Oct 072007
 

I know why it happened, but it still strikes me as odd, the fact that the goal­posts kept mov­ing, as it were, with copy­right. And it’s weird no mat­ter wheth­er the copy­right is there to give oth­er people rights to use, copy and modi­fy the work, or rights to the author to pro­tect and profit from their work. In oth­er areas of the law, the gen­er­al rule is that what counts is the law at the time. It’s only illeg­al if it was illeg­al at the time the offence was com­mit­ted, for example (the major excep­tion being crimes against human­ity). Even pat­ents are val­id for a set peri­od of time, and com­pan­ies know how long that will be when they apply for the pat­ent (hence all the phar­ma­ceut­ic­al tricks with minor modi­fic­a­tions that they hope will be just enough to get a new pat­ent on). Only in copy­right, that I’m aware of, has it been the case that the peri­od of valid­ity has been so massively changed and applied ret­ro­act­ively. From 21 years (see His­tory of Copy­right to the death of the author plus 50–75 years, depend­ing on the coun­try you live in and some con­vo­luted depend­en­cies. And then there’s the fam­ous exten­sion by which Mickey Mouse would have been in the pub­lic domain by now, but won’t be for a while yet. 

It just seems odd to me, the fact that copy­right is the excep­tion to the gen­er­al rule. But maybe it just seems odd to me.

  5 Responses to “Musings on Copyright”

  1. It seems odd to me too.

  2. Ret­ro­act­ive” has more than one mean­ing. I think there have been only a few cases where works fell into the pub­lic domain and were then retrieved from it again. There is cer­tainly no eco­nom­ic sense in extend­ing the copy­rights on exist­ing works (no one is incen­ted to pro­duce more because in future the copy­right might be exten­ded, and in ret­ro­spect the dead can­not be incen­ted at all), but it is sim­pler to have to apply only one rule at a time, rather than hav­ing to apply 1968 rules to works pub­lished in 1968 and 1988 rules to works pub­lished then.

  3. If it is Dis­ney, people are agin’ it. If it is Ma Kettle, people are for it. The law should be blind but what is she hid­ing under that skirt?
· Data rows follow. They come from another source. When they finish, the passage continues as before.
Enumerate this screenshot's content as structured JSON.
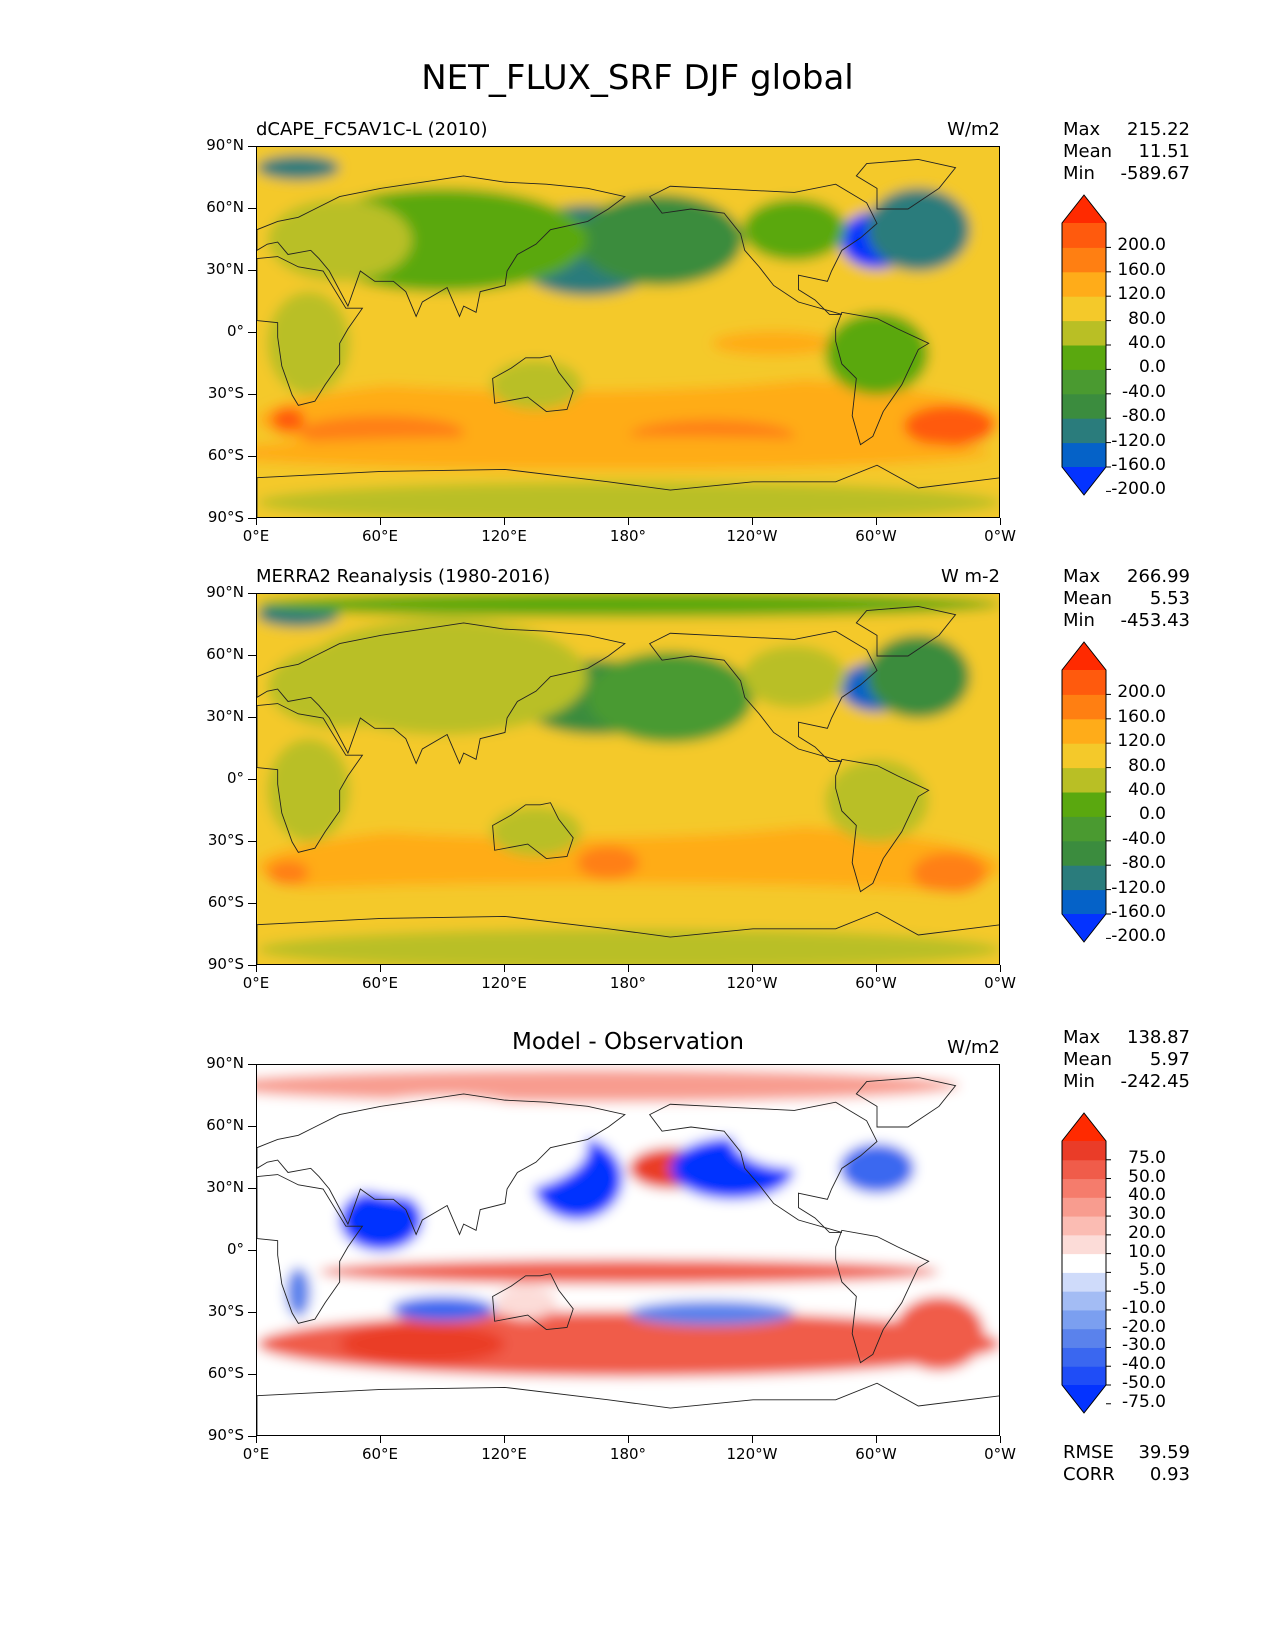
{
  "figure": {
    "title": "NET_FLUX_SRF DJF global"
  },
  "axes": {
    "lat_labels": [
      "90°N",
      "60°N",
      "30°N",
      "0°",
      "30°S",
      "60°S",
      "90°S"
    ],
    "lon_labels": [
      "0°E",
      "60°E",
      "120°E",
      "180°",
      "120°W",
      "60°W",
      "0°W"
    ]
  },
  "panels": [
    {
      "title_left": "dCAPE_FC5AV1C-L (2010)",
      "title_center": "",
      "units": "W/m2",
      "stats": {
        "max_label": "Max",
        "max": "215.22",
        "mean_label": "Mean",
        "mean": "11.51",
        "min_label": "Min",
        "min": "-589.67"
      },
      "colorbar": {
        "labels": [
          "200.0",
          "160.0",
          "120.0",
          "80.0",
          "40.0",
          "0.0",
          "-40.0",
          "-80.0",
          "-120.0",
          "-160.0",
          "-200.0"
        ],
        "colors": [
          "#0433ff",
          "#0562c8",
          "#2a7c7c",
          "#3b8c3e",
          "#4a9a30",
          "#5aa80f",
          "#b9bf25",
          "#f4c92a",
          "#ffac19",
          "#ff7f12",
          "#ff5a0d",
          "#ff2a00"
        ]
      }
    },
    {
      "title_left": "MERRA2 Reanalysis (1980-2016)",
      "title_center": "",
      "units": "W m-2",
      "stats": {
        "max_label": "Max",
        "max": "266.99",
        "mean_label": "Mean",
        "mean": "5.53",
        "min_label": "Min",
        "min": "-453.43"
      },
      "colorbar": {
        "labels": [
          "200.0",
          "160.0",
          "120.0",
          "80.0",
          "40.0",
          "0.0",
          "-40.0",
          "-80.0",
          "-120.0",
          "-160.0",
          "-200.0"
        ],
        "colors": [
          "#0433ff",
          "#0562c8",
          "#2a7c7c",
          "#3b8c3e",
          "#4a9a30",
          "#5aa80f",
          "#b9bf25",
          "#f4c92a",
          "#ffac19",
          "#ff7f12",
          "#ff5a0d",
          "#ff2a00"
        ]
      }
    },
    {
      "title_left": "",
      "title_center": "Model - Observation",
      "units": "W/m2",
      "stats": {
        "max_label": "Max",
        "max": "138.87",
        "mean_label": "Mean",
        "mean": "5.97",
        "min_label": "Min",
        "min": "-242.45"
      },
      "colorbar": {
        "labels": [
          "75.0",
          "50.0",
          "40.0",
          "30.0",
          "20.0",
          "10.0",
          "5.0",
          "-5.0",
          "-10.0",
          "-20.0",
          "-30.0",
          "-40.0",
          "-50.0",
          "-75.0"
        ],
        "colors": [
          "#0433ff",
          "#1f4df7",
          "#3a67f0",
          "#5a82ec",
          "#7b9ff0",
          "#a3bcf4",
          "#cfdbfa",
          "#ffffff",
          "#fcdcd8",
          "#fbbcb3",
          "#f89c8f",
          "#f57c6c",
          "#f05c4a",
          "#ea3c28",
          "#ff2a00"
        ]
      },
      "extra": {
        "rmse_label": "RMSE",
        "rmse": "39.59",
        "corr_label": "CORR",
        "corr": "0.93"
      }
    }
  ]
}
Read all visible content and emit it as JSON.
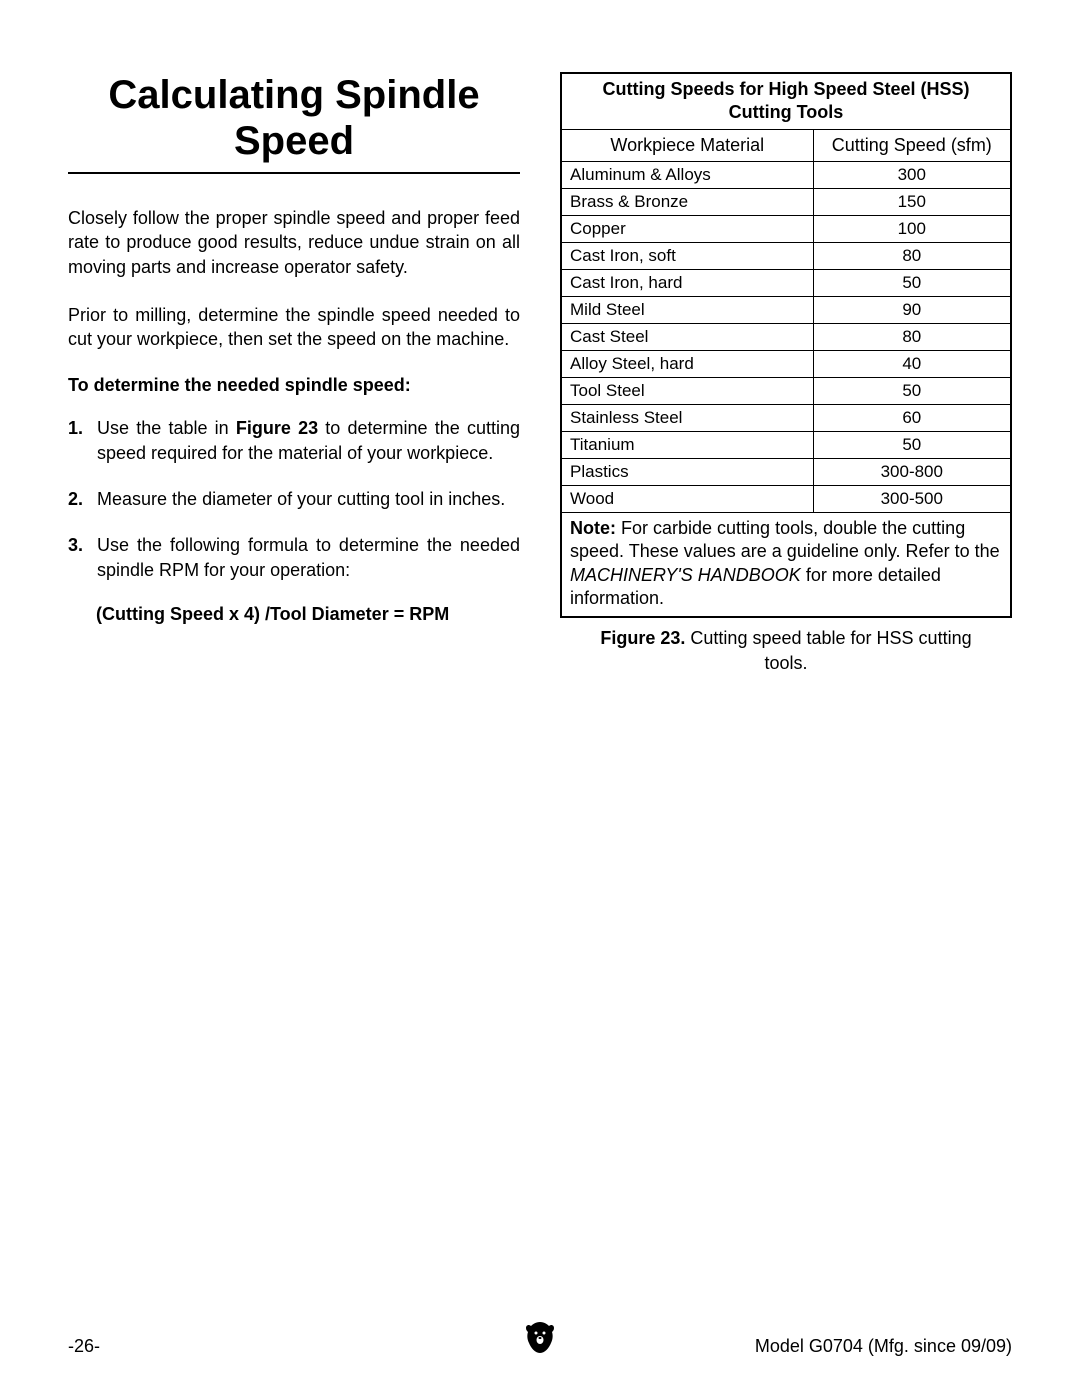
{
  "heading": "Calculating Spindle Speed",
  "paragraphs": [
    "Closely follow the proper spindle speed and proper feed rate to produce good results, reduce undue strain on all moving parts and increase operator safety.",
    "Prior to milling, determine the spindle speed needed to cut your workpiece, then set the speed on the machine."
  ],
  "sub_heading": "To determine the needed spindle speed:",
  "list": [
    {
      "num": "1.",
      "text_before": "Use the table in ",
      "bold": "Figure 23",
      "text_after": " to determine the cutting speed required for the material of your workpiece."
    },
    {
      "num": "2.",
      "text_before": "Measure the diameter of your cutting tool in inches.",
      "bold": "",
      "text_after": ""
    },
    {
      "num": "3.",
      "text_before": "Use the following formula to determine the needed spindle RPM for your operation:",
      "bold": "",
      "text_after": ""
    }
  ],
  "formula": "(Cutting Speed x 4) /Tool Diameter = RPM",
  "table": {
    "title": "Cutting Speeds for High Speed Steel (HSS) Cutting Tools",
    "col1": "Workpiece Material",
    "col2": "Cutting Speed (sfm)",
    "rows": [
      {
        "material": "Aluminum & Alloys",
        "speed": "300"
      },
      {
        "material": "Brass & Bronze",
        "speed": "150"
      },
      {
        "material": "Copper",
        "speed": "100"
      },
      {
        "material": "Cast Iron, soft",
        "speed": "80"
      },
      {
        "material": "Cast Iron, hard",
        "speed": "50"
      },
      {
        "material": "Mild Steel",
        "speed": "90"
      },
      {
        "material": "Cast Steel",
        "speed": "80"
      },
      {
        "material": "Alloy Steel, hard",
        "speed": "40"
      },
      {
        "material": "Tool Steel",
        "speed": "50"
      },
      {
        "material": "Stainless Steel",
        "speed": "60"
      },
      {
        "material": "Titanium",
        "speed": "50"
      },
      {
        "material": "Plastics",
        "speed": "300-800"
      },
      {
        "material": "Wood",
        "speed": "300-500"
      }
    ],
    "note_label": "Note:",
    "note_text_1": " For carbide cutting tools, double the cutting speed. These values are a guideline only. Refer to the ",
    "note_italic": "MACHINERY'S HANDBOOK",
    "note_text_2": " for more detailed information."
  },
  "figure_caption": {
    "label": "Figure 23.",
    "text": " Cutting speed table for HSS cutting tools."
  },
  "footer": {
    "page": "-26-",
    "model": "Model G0704 (Mfg. since 09/09)"
  }
}
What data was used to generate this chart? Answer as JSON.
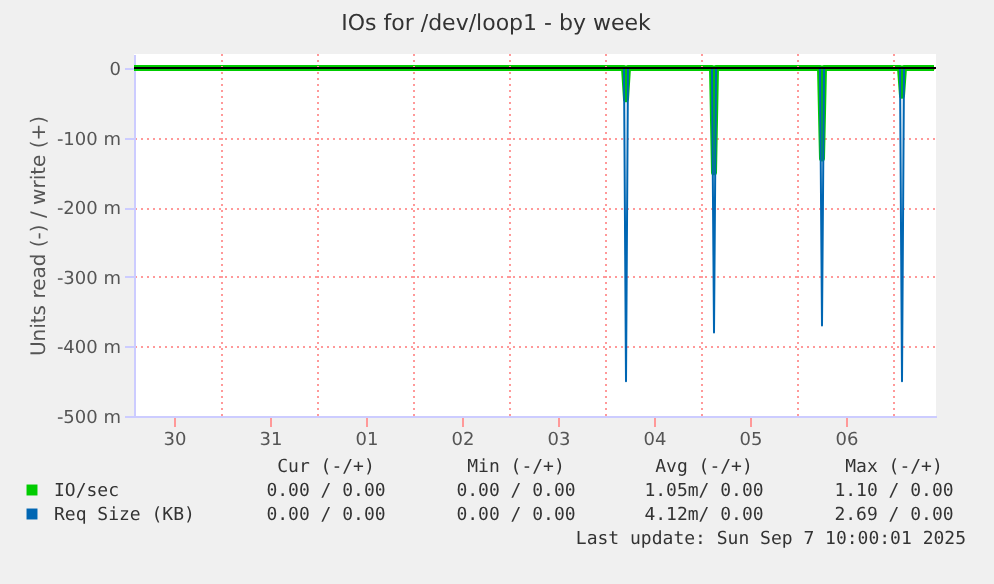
{
  "chart_data": {
    "type": "line",
    "title": "IOs for /dev/loop1 - by week",
    "ylabel": "Units read (-) / write (+)",
    "x": [
      "2025-08-30T02:00",
      "2025-09-04T04:30",
      "2025-09-04T05:00",
      "2025-09-04T05:30",
      "2025-09-05T02:30",
      "2025-09-05T03:00",
      "2025-09-05T03:30",
      "2025-09-06T05:30",
      "2025-09-06T06:00",
      "2025-09-06T06:30",
      "2025-09-07T01:30",
      "2025-09-07T02:00",
      "2025-09-07T02:30",
      "2025-09-07T10:00"
    ],
    "series": [
      {
        "name": "IO/sec",
        "color": "#00cc00",
        "values": [
          0,
          0,
          -45,
          0,
          0,
          -150,
          0,
          0,
          -130,
          0,
          0,
          -40,
          0,
          0
        ]
      },
      {
        "name": "Req Size (KB)",
        "color": "#0066b3",
        "values": [
          0,
          0,
          -450,
          0,
          0,
          -380,
          0,
          0,
          -370,
          0,
          0,
          -450,
          0,
          0
        ]
      }
    ],
    "xlim": [
      "2025-08-30T02:00",
      "2025-09-07T10:30"
    ],
    "xticks": [
      {
        "value": "2025-08-30T12:00",
        "label": "30"
      },
      {
        "value": "2025-08-31T00:00",
        "label": null
      },
      {
        "value": "2025-08-31T12:00",
        "label": "31"
      },
      {
        "value": "2025-09-01T00:00",
        "label": null
      },
      {
        "value": "2025-09-01T12:00",
        "label": "01"
      },
      {
        "value": "2025-09-02T00:00",
        "label": null
      },
      {
        "value": "2025-09-02T12:00",
        "label": "02"
      },
      {
        "value": "2025-09-03T00:00",
        "label": null
      },
      {
        "value": "2025-09-03T12:00",
        "label": "03"
      },
      {
        "value": "2025-09-04T00:00",
        "label": null
      },
      {
        "value": "2025-09-04T12:00",
        "label": "04"
      },
      {
        "value": "2025-09-05T00:00",
        "label": null
      },
      {
        "value": "2025-09-05T12:00",
        "label": "05"
      },
      {
        "value": "2025-09-06T00:00",
        "label": null
      },
      {
        "value": "2025-09-06T12:00",
        "label": "06"
      },
      {
        "value": "2025-09-07T00:00",
        "label": null
      }
    ],
    "ylim": [
      -500,
      20
    ],
    "yticks": [
      0,
      {
        "value": -100,
        "label": "-100 m"
      },
      {
        "value": -200,
        "label": "-200 m"
      },
      {
        "value": -300,
        "label": "-300 m"
      },
      {
        "value": -400,
        "label": "-400 m"
      },
      {
        "value": -500,
        "label": "-500 m"
      }
    ],
    "ref_lines": [
      {
        "axis": "y",
        "value": 0,
        "color": "#000000"
      }
    ],
    "grid": true,
    "legend": "bottom",
    "annotations": [
      "Cur (-/+)",
      "Min (-/+)",
      "Avg (-/+)",
      "Max (-/+)",
      "0.00 / 0.00",
      "0.00 / 0.00",
      "1.05m/ 0.00",
      "1.10 / 0.00",
      "0.00 / 0.00",
      "0.00 / 0.00",
      "4.12m/ 0.00",
      "2.69 / 0.00",
      "Last update: Sun Sep  7 10:00:01 2025"
    ]
  }
}
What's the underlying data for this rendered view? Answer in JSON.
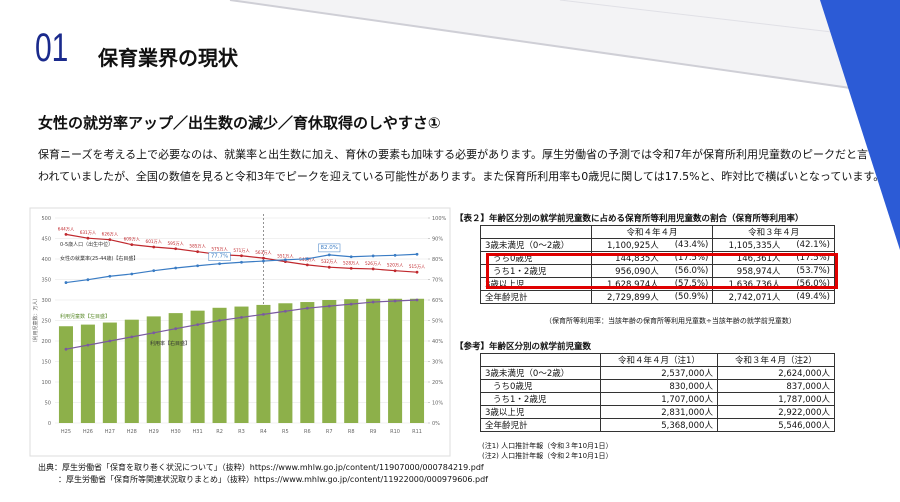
{
  "header": {
    "number": "01",
    "title": "保育業界の現状"
  },
  "subtitle": "女性の就労率アップ／出生数の減少／育休取得のしやすさ①",
  "body": {
    "lines": [
      "保育ニーズを考える上で必要なのは、就業率と出生数に加え、育休の要素も加味する必要があります。厚生労働省の予測では令和7年が保育所利用児童数のピークだと言",
      "われていましたが、全国の数値を見ると令和3年でピークを迎えている可能性があります。また保育所利用率も0歳児に関しては17.5%と、昨対比で横ばいとなっています。"
    ]
  },
  "chart_data": {
    "type": "combo",
    "y_label": "（利用児童数：万人）",
    "categories": [
      "H25",
      "H26",
      "H27",
      "H28",
      "H29",
      "H30",
      "H31",
      "R2",
      "R3",
      "R4",
      "R5",
      "R6",
      "R7",
      "R8",
      "R9",
      "R10",
      "R11"
    ],
    "ylim": [
      0,
      500
    ],
    "yticks": [
      0,
      50,
      100,
      150,
      200,
      250,
      300,
      350,
      400,
      450,
      500
    ],
    "y2lim": [
      0,
      100
    ],
    "y2ticks": [
      {
        "value": 0,
        "label": "0%"
      },
      {
        "value": 10,
        "label": "10%"
      },
      {
        "value": 20,
        "label": "20%"
      },
      {
        "value": 30,
        "label": "30%"
      },
      {
        "value": 40,
        "label": "40%"
      },
      {
        "value": 50,
        "label": "50%"
      },
      {
        "value": 60,
        "label": "60%"
      },
      {
        "value": 70,
        "label": "70%"
      },
      {
        "value": 80,
        "label": "80%"
      },
      {
        "value": 90,
        "label": "90%"
      },
      {
        "value": 100,
        "label": "100%"
      }
    ],
    "y3lim": [
      0,
      700
    ],
    "series": [
      {
        "name": "利用児童数【左目盛】",
        "type": "bar",
        "color": "#8db04a",
        "values": [
          236,
          240,
          245,
          252,
          260,
          268,
          274,
          281,
          284,
          288,
          292,
          295,
          300,
          302,
          303,
          303,
          303
        ]
      },
      {
        "name": "0-5歳人口（出生中位）",
        "type": "line",
        "axis": "y3",
        "color": "#c0282d",
        "values": [
          644,
          631,
          626,
          609,
          601,
          595,
          585,
          575,
          571,
          563,
          551,
          540,
          532,
          528,
          526,
          520,
          515
        ],
        "value_labels": [
          "644万人",
          "631万人",
          "626万人",
          "609万人",
          "601万人",
          "595万人",
          "585万人",
          "575万人",
          "571万人",
          "563万人",
          "551万人",
          "540万人",
          "532万人",
          "528万人",
          "526万人",
          "520万人",
          "515万人"
        ]
      },
      {
        "name": "女性の就業率(25-44歳)【右目盛】",
        "type": "line",
        "axis": "y2",
        "color": "#3a7cc4",
        "values": [
          68.5,
          69.9,
          71.6,
          72.7,
          74.3,
          75.6,
          76.7,
          77.7,
          78.4,
          79.0,
          79.6,
          80.1,
          82.0,
          81.1,
          81.5,
          81.8,
          82.3
        ],
        "value_labels": [
          null,
          null,
          null,
          null,
          null,
          null,
          null,
          "77.7%",
          null,
          null,
          null,
          null,
          "82.0%",
          null,
          null,
          null,
          null
        ]
      },
      {
        "name": "利用率【右目盛】",
        "type": "line",
        "axis": "y2",
        "color": "#7a5aa0",
        "values": [
          36,
          38,
          40,
          42,
          44,
          46,
          48,
          50,
          51.5,
          53,
          54.5,
          56,
          57,
          58,
          59,
          59.5,
          60
        ]
      }
    ]
  },
  "table1": {
    "caption": "【表２】年齢区分別の就学前児童数に占める保育所等利用児童数の割合（保育所等利用率）",
    "header": [
      "令和４年４月",
      "令和３年４月"
    ],
    "rows": [
      [
        "3歳未満児（0～2歳）",
        "1,100,925人",
        "(43.4%)",
        "1,105,335人",
        "(42.1%)"
      ],
      [
        "うち0歳児",
        "144,835人",
        "(17.5%)",
        "146,361人",
        "(17.5%)"
      ],
      [
        "うち1・2歳児",
        "956,090人",
        "(56.0%)",
        "958,974人",
        "(53.7%)"
      ],
      [
        "3歳以上児",
        "1,628,974人",
        "(57.5%)",
        "1,636,736人",
        "(56.0%)"
      ],
      [
        "全年齢児計",
        "2,729,899人",
        "(50.9%)",
        "2,742,071人",
        "(49.4%)"
      ]
    ],
    "note": "（保育所等利用率：当該年齢の保育所等利用児童数÷当該年齢の就学前児童数）"
  },
  "table2": {
    "caption": "【参考】年齢区分別の就学前児童数",
    "header": [
      "令和４年４月（注1）",
      "令和３年４月（注2）"
    ],
    "rows": [
      [
        "3歳未満児（0～2歳）",
        "2,537,000人",
        "2,624,000人"
      ],
      [
        "うち0歳児",
        "830,000人",
        "837,000人"
      ],
      [
        "うち1・2歳児",
        "1,707,000人",
        "1,787,000人"
      ],
      [
        "3歳以上児",
        "2,831,000人",
        "2,922,000人"
      ],
      [
        "全年齢児計",
        "5,368,000人",
        "5,546,000人"
      ]
    ],
    "notes": [
      "(注1) 人口推計年報（令和３年10月1日）",
      "(注2) 人口推計年報（令和２年10月1日）"
    ]
  },
  "sources": [
    "出典：厚生労働省「保育を取り巻く状況について」（抜粋）https://www.mhlw.go.jp/content/11907000/000784219.pdf",
    "：厚生労働省「保育所等関連状況取りまとめ」（抜粋）https://www.mhlw.go.jp/content/11922000/000979606.pdf"
  ]
}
    Should Google allow the Google Ware­house con­tri­bu­tions to be used for a for-profit busi­ness such as SceneCaster? Do the mod­el makers deserve any reward for their work? Is the use of a free tool such as Sketch Up suf­fi­cient reward for giv­ing up their copy­rights to Google com­pan­ies? On the oth­er hand, does any­one believe one can build com­plex vir­tu­al worlds without lib­rar­ies? Does it mat­ter to the pub­lic that con­tent built in the closed serv­er farms using in-sys­tem edit­ors dis­ap­pears the day one turns off the electricity? 

    Ted Nel­son was right. We have to find a solu­tion that is fair for the pro­du­cer and the con­sumer. The head­long rush to being Google share­crop­pers can eas­ily leave the pro­du­cers with noth­ing but their own private water­mel­on patch and none of the corn.

  4. Len, I was delib­er­ately not talk­ing about the rights or wrongs of copy­right, just about how long copy­right lasts before things go into the pub­lic domain and how that has changed so much. 

    John, it is sim­pler in some ways (although the “author’s death + x years” takes away a lot of sim­pli­city) but it does break that gen­er­al prin­ciple and I still find it odd. Your argu­ment of sim­pli­city would the­or­et­ic­ally be applic­able to many issues, not just copy­right, but I’m not aware of any to which it does apply apart from copy­right — are there some?

  5. I don’t think you can fairly com­ment on the terms without men­tion­ing the conditions.

    The Sonny Bono pos­i­tion of ‘forever and a day’ is at one extreme. The oth­er extreme is ‘inform­a­tion wants to be free’. I think of these as extremes. Where is the con­sid­er­a­tion of a recon­sti­t­u­tion of copy­right itself that makes sense in the digit­al age bey­ond dona­tions that make the oth­er guy prof­it­able and not just a little arrog­ant. Silly Val­ley is becom­ing a dread­ful example.

    Nel­son saw this com­ing and tried if inef­fect­ively to cre­ate a net­work that could cope. IOW, as long as one extreme (free info) works with the new mega-ser­vices without regard to any con­sid­er­a­tion of pay­ment, expect the oth­er extreme to be just as, well… extreme in their claims.

    What I am look­ing at is that for some of the emer­gent forms of expres­sion such as vir­tu­al world build­ing, we have to cre­ate our own solu­tion or con­tin­ue to be Google or Linden Labs share­crop­pers. It isn’t a good life­style and goes against everything the markup tribe was try­ing to make pos­sible in terms of shar­able resources.